A Foreign Office whistleblower has won a case for unfair dismissal over her disclosures to the BBC about the UK evacuation from Afghanistan.
Josie Stewart revealed details of the chaotic August 2021 withdrawal from Kabul and emails which suggested then Prime Minister Boris Johnson’s had been involved in the evacuation of a pet charity.
She had her security clearance revoked and lost her job after a BBC journalist accidentally identified her as a confidential source on social media.
An employment tribunal, chaired by Judge Andrew Glennie, found she had leaked the information in the public interest and had been unfairly dismissed.
Lawyers for the Foreign, Commonwealth and Development Office (FCDO) said Ms Stewart’s bosses had been forced to sack her because her security clearance had been revoked and there were no other suitable roles for her.
But Ms Stewart’s barrister, Gavin Millar KC, said that if their argument had succeeded it would have driven “a coach and horses through” the Public Interest Disclosure Act 1998 (Pida) aimed at protecting whistleblowers.

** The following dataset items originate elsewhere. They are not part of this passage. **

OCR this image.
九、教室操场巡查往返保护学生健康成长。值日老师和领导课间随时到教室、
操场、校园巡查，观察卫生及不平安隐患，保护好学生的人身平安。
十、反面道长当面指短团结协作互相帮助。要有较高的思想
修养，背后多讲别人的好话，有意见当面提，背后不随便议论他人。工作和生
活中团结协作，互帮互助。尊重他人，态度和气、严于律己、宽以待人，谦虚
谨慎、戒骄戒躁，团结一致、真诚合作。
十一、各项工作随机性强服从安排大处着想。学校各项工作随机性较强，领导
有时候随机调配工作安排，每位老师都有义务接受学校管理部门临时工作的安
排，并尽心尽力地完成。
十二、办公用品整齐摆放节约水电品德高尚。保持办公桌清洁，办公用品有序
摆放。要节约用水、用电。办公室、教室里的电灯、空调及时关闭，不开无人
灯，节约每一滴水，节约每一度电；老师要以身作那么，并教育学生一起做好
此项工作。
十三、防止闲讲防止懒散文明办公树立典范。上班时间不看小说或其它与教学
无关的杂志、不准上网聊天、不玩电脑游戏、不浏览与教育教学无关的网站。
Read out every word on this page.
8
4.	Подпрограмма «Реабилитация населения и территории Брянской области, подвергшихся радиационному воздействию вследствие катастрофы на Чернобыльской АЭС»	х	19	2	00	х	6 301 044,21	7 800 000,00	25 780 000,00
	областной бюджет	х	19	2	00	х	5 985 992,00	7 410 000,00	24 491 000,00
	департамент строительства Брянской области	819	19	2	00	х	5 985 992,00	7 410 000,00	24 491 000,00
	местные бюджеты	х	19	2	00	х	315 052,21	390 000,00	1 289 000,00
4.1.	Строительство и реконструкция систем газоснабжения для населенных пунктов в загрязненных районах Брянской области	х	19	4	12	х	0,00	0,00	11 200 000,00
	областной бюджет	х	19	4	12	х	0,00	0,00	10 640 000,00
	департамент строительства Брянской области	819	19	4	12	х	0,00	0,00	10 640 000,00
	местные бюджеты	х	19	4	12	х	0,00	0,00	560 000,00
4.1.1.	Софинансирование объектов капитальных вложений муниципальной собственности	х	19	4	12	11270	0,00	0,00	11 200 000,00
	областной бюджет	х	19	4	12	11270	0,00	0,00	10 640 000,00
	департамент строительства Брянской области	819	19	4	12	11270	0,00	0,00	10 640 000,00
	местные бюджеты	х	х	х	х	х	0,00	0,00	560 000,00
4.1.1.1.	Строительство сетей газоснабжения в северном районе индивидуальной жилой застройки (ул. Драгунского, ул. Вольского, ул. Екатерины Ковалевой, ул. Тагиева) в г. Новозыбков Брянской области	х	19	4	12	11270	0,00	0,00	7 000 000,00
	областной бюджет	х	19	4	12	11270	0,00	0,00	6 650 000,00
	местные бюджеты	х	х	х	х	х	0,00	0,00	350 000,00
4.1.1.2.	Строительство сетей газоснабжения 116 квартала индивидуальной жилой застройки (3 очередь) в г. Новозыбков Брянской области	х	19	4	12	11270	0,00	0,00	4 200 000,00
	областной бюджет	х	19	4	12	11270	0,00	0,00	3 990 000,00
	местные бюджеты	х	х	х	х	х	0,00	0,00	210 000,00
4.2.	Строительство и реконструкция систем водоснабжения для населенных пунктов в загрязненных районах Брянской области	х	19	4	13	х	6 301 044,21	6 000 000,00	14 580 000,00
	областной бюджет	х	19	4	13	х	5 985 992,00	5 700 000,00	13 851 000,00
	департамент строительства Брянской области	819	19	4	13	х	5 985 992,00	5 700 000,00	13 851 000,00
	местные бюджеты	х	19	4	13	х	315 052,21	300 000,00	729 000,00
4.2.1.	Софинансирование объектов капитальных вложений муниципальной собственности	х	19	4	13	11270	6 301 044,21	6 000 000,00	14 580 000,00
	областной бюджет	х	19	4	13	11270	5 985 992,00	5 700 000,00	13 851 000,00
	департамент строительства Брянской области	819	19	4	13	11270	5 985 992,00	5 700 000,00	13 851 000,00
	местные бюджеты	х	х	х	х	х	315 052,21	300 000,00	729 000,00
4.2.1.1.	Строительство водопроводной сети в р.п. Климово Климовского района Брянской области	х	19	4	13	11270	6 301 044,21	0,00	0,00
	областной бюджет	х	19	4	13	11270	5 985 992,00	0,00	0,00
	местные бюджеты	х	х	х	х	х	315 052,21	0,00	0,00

In a judgement issued on Tuesday, the employment tribunal said Ms Stewart had been justified in going to the media on a clear matter of public interest.

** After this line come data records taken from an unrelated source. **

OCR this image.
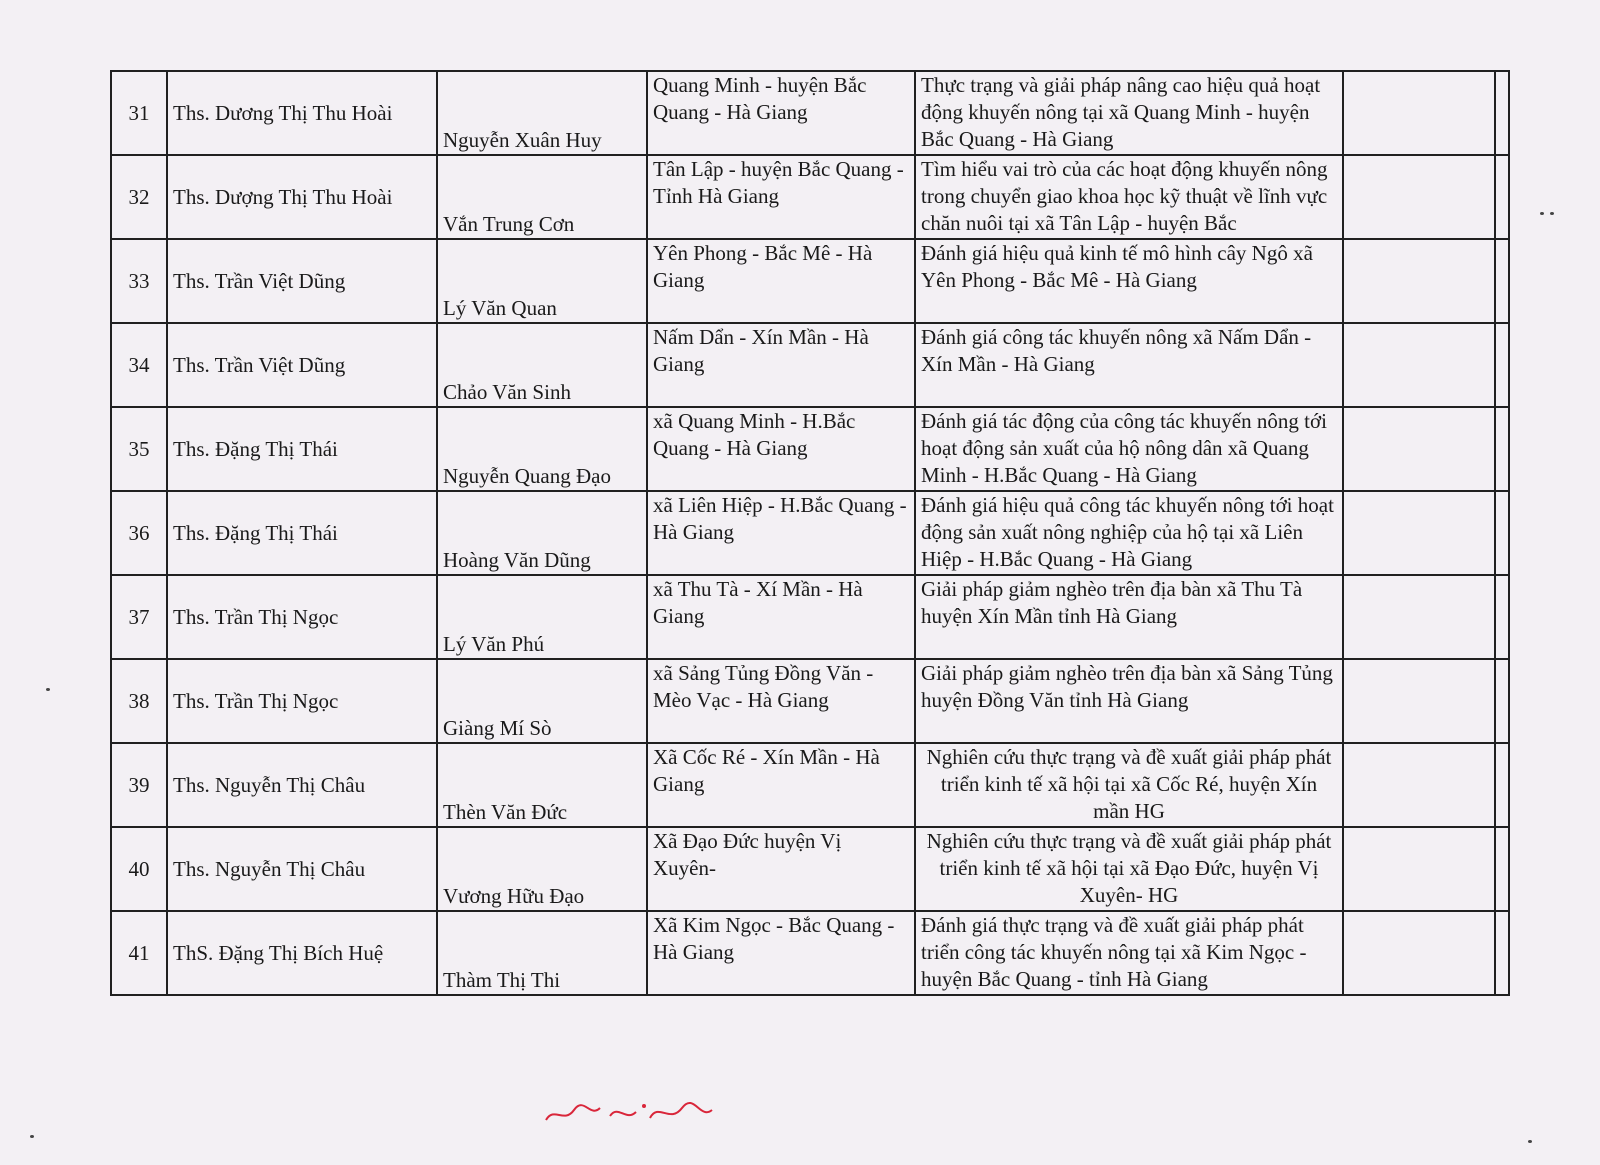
31	Ths. Dương Thị Thu Hoài	Nguyễn Xuân Huy	Quang Minh - huyện Bắc Quang - Hà Giang	Thực trạng và giải pháp nâng cao hiệu quả hoạt động khuyến nông tại xã Quang Minh - huyện Bắc Quang - Hà Giang		
32	Ths. Dượng Thị Thu Hoài	Vắn Trung Cơn	Tân Lập - huyện Bắc Quang - Tỉnh Hà Giang	Tìm hiểu vai trò của các hoạt động khuyến nông trong chuyển giao khoa học kỹ thuật về lĩnh vực chăn nuôi tại xã Tân Lập - huyện Bắc		
33	Ths. Trần Việt Dũng	Lý Văn Quan	Yên Phong - Bắc Mê - Hà Giang	Đánh giá hiệu quả kinh tế mô hình cây Ngô xã Yên Phong - Bắc Mê - Hà Giang		
34	Ths. Trần Việt Dũng	Chảo Văn Sinh	Nấm Dẩn - Xín Mần - Hà Giang	Đánh giá công tác khuyến nông xã Nấm Dẩn - Xín Mần - Hà Giang		
35	Ths. Đặng Thị Thái	Nguyễn Quang Đạo	xã Quang Minh - H.Bắc Quang - Hà Giang	Đánh giá tác động của công tác khuyến nông tới hoạt động sản xuất của hộ nông dân xã Quang Minh - H.Bắc Quang - Hà Giang		
36	Ths. Đặng Thị Thái	Hoàng Văn Dũng	xã Liên Hiệp - H.Bắc Quang - Hà Giang	Đánh giá hiệu quả công tác khuyến nông tới hoạt động sản xuất nông nghiệp của hộ tại xã Liên Hiệp - H.Bắc Quang - Hà Giang		
37	Ths. Trần Thị Ngọc	Lý Văn Phú	xã Thu Tà - Xí Mần - Hà Giang	Giải pháp giảm nghèo trên địa bàn xã Thu Tà huyện Xín Mần tỉnh Hà Giang		
38	Ths. Trần Thị Ngọc	Giàng Mí Sò	xã Sảng Tủng Đồng Văn - Mèo Vạc - Hà Giang	Giải pháp giảm nghèo trên địa bàn xã Sảng Tủng huyện Đồng Văn tỉnh Hà Giang		
39	Ths. Nguyễn Thị Châu	Thèn Văn Đức	Xã Cốc Ré - Xín Mần - Hà Giang	Nghiên cứu thực trạng và đề xuất giải pháp phát triển kinh tế xã hội tại xã Cốc Ré, huyện Xín mần HG		
40	Ths. Nguyễn Thị Châu	Vương Hữu Đạo	Xã Đạo Đức huyện Vị Xuyên-	Nghiên cứu thực trạng và đề xuất giải pháp phát triển kinh tế xã hội tại xã Đạo Đức, huyện Vị Xuyên- HG		
41	ThS. Đặng Thị Bích Huệ	Thàm Thị Thi	Xã Kim Ngọc - Bắc Quang - Hà Giang	Đánh giá thực trạng và đề xuất giải pháp phát triển công tác khuyến nông tại xã Kim Ngọc - huyện Bắc Quang - tỉnh Hà Giang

“The tribunal considered that it was reasonable for the claimant [Stewart] to go to the UK’s public service broadcaster when relevant information and/or allegations had already been put into the public domain … and government ministers were publicly disputing them.”
The tribunal heard that Ms Stewart had “experienced a culture in FCDO which silences concerns and ostracises those who raise them”.
She said her experience of the FCDO’s Afghanistan crisis centre in August 2021 “reflected the worst of our political system”.
In a statement upon receiving the judgment, she added: “By calling this out, I lost my career.
“The outcome of this case doesn’t change any of this, but it has achieved what I set out to achieve: it has established that civil servants have the right not to stay silent when systemic failures put lives at risk, as happened during the Afghan evacuation.
“I hope that, knowing that their colleagues have this right, senior officials will do more to build accountability in government, and speak truth to power when it is needed.
“We can’t have a system that says stay silent, no matter what you see, and forces dedicated public servants to choose between their conscience and their career.”
Elizabeth Gardiner, chief executive of whistleblowing charity Protect, welcomed the ruling.
“We need whistleblowers to raise matters in the public interest and this case is unusual and hugely significant in finding that a civil servant was justified in going to the press.”
She added that the decision had “weighty repercussions for how civil servants can act in the future and their confidence in speaking out when they encounter wrongdoing”.
But she said it did not remove the need for better protections for civil servants who raise concerns internally through an “independent statutory commissioner”.
An FCDO spokesperson said: “We will review the findings of the tribunal and consider next steps.”
Remedies for Ms Stewart’s successful complaints will be determined at a future hearing.